Clinical Trial Details
— Status: Completed
Administrative data
NCT number |
NCT05837364 |
Other study ID # |
318197 |
Secondary ID |
|
Status |
Completed |
Phase |
|
First received |
|
Last updated |
|
Start date |
November 2, 2020 |
Est. completion date |
October 31, 2023 |
Study information
Verified date |
May 2024 |
Source |
University of Leeds |
Contact |
n/a |
Is FDA regulated |
No |
Health authority |
|
Study type |
Observational
|
Clinical Trial Summary
Atrial fibrillation (AF) is a major public health issue: it is increasingly common, incurs
substantial healthcare expenditure, and is associated with a range of adverse outcomes. There
is rationale for the early diagnosis of AF, before the first complication occurs. Previous AF
screening research is limited by low yields of new cases and strokes prevented in the
screened populations. For AF screening to be clinically and cost-effective, the efficiency of
identification of newly diagnosed AF needs to be improved and the intervention offered may
have to extend beyond oral anticoagulation for stroke prophylaxis. Previous prediction models
for incident AF have been limited by their data sources and methodologies. An accurate model
that utilises existing routinely-collected data is needed to inform clinicians of
patient-level risk of AF, inform national screening policy and highlight opportunities to
improve patient outcomes from AF screening beyond that of only stroke prevention. The
investigators will use routinely-collected hospital-linked primary care data to develop and
validate a model for prediction of incident AF within a short prediction horizon,
incorporating both a machine learning and traditional regression method. They will also
investigate how atrial fibrillation risk is associated with other diseases and death. Using
only clinical factors readily accessible in the community, the investigators will provide a
method for the identification of individuals in the community who are at risk of AF, thus
accelerating research assessing whether atrial fibrillation screening is clinically effective
when targeted to high-risk individuals.
Description:
Atrial fibrillation (AF) is a major public health issue: it is increasingly common, incurs
substantial healthcare expenditure, and is associated with a range of adverse outcomes. There
is rationale for the early diagnosis of AF, before the first complication occurs. Previous AF
screening research is limited by low yields of new cases and strokes prevented in the
screened populations. For AF screening to be clinically and cost-effective, the efficiency of
identification of newly diagnosed AF needs to be improved and the intervention offered may
have to extend beyond oral anticoagulation for stroke prophylaxis. Previous prediction models
for incident AF have been limited by their data sources and methodologies. An accurate model
that utilises existing routinely-collected data is needed to inform clinicians of
patient-level risk of AF, inform national screening policy and highlight opportunities to
improve patient outcomes from AF screening beyond that of only stroke prevention.

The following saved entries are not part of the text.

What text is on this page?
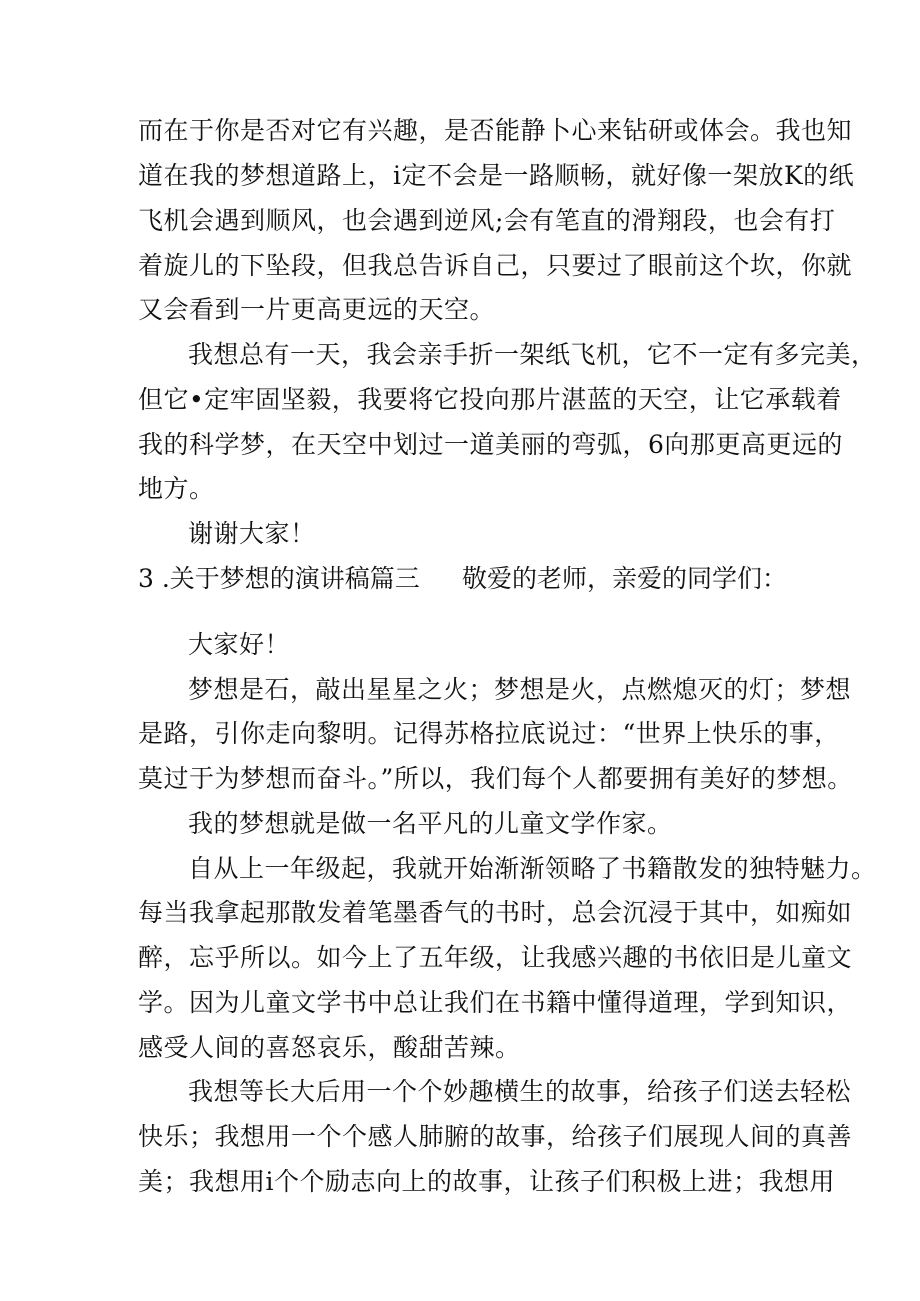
而在于你是否对它有兴趣，是否能静卜心来钻研或体会。我也知
道在我的梦想道路上，i定不会是一路顺畅，就好像一架放K的纸
飞机会遇到顺风，也会遇到逆风;会有笔直的滑翔段，也会有打
着旋儿的下坠段，但我总告诉自己，只要过了眼前这个坎，你就
又会看到一片更高更远的天空。
我想总有一天，我会亲手折一架纸飞机，它不一定有多完美，
但它•定牢固坚毅，我要将它投向那片湛蓝的天空，让它承载着
我的科学梦，在天空中划过一道美丽的弯弧，6向那更高更远的
地方。
谢谢大家！
3 .关于梦想的演讲稿篇三 敬爱的老师，亲爱的同学们：
大家好！
梦想是石，敲出星星之火；梦想是火，点燃熄灭的灯；梦想
是路，引你走向黎明。记得苏格拉底说过：“世界上快乐的事，
莫过于为梦想而奋斗。”所以，我们每个人都要拥有美好的梦想。
我的梦想就是做一名平凡的儿童文学作家。
自从上一年级起，我就开始渐渐领略了书籍散发的独特魅力。
每当我拿起那散发着笔墨香气的书时，总会沉浸于其中，如痴如
醉，忘乎所以。如今上了五年级，让我感兴趣的书依旧是儿童文
学。因为儿童文学书中总让我们在书籍中懂得道理，学到知识，
感受人间的喜怒哀乐，酸甜苦辣。
我想等长大后用一个个妙趣横生的故事，给孩子们送去轻松
快乐；我想用一个个感人肺腑的故事，给孩子们展现人间的真善
美；我想用i个个励志向上的故事，让孩子们积极上进；我想用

The application of Random Forest will be investigated and multivariable logistic regression
to predict incident AF within a 6 months prediction horizon, that is a time-window consistent
with conducting investigation for AF. The Clinical Practice Research Datalink (CPRD)-GOLD
dataset will be used for derivation, and the Clalit Health Services dataset will be used for
international external geographical validation. Both comprise a large representative
population and include clinical outcomes across primary and secondary care. Analyses will
include metrics of prediction performance and clinical utility. Only risk factors accessible
in the community will be used and the model could thus enable passive screening for high-risk
individuals in electronic health records that is updated with presentation of new data. The
study aims to create a calculator from a parsimonious model. Kaplan-Meier plots for
individuals identified as higher and lower predicted risk of AF will be calculated and derive
the cumulative incidence rate for non-AF cardio-renal-metabolic diseases and death over the
longer term to establish how predicted AF risk is associated with a range of new non-AF
disease states.
To ascertain whether the prediction model is transportable to geographies outside of the UK,
the model's performance will be externally validated in the Clalit Health Services database
in Israel. The validation will include participants insured by Clalit with continuous
membership for at least 1 year before 01/01/2019: 2,159,663 patients with 4,330 of them
having a new incident of AF (Atrial fibrillation and/or atrial flutter) in the first half of
2019. The study population will comprise all available patients who have at least 1-year
follow up. The outcome of interest is the first diagnosed AF after baseline and will be
identified using Read codes and ICD-9/10 codes. Patients with less than one year of
registration, who are under thirty years of age at point of study entry, or have a preceding
diagnosis of atrial fibrillation, will be excluded.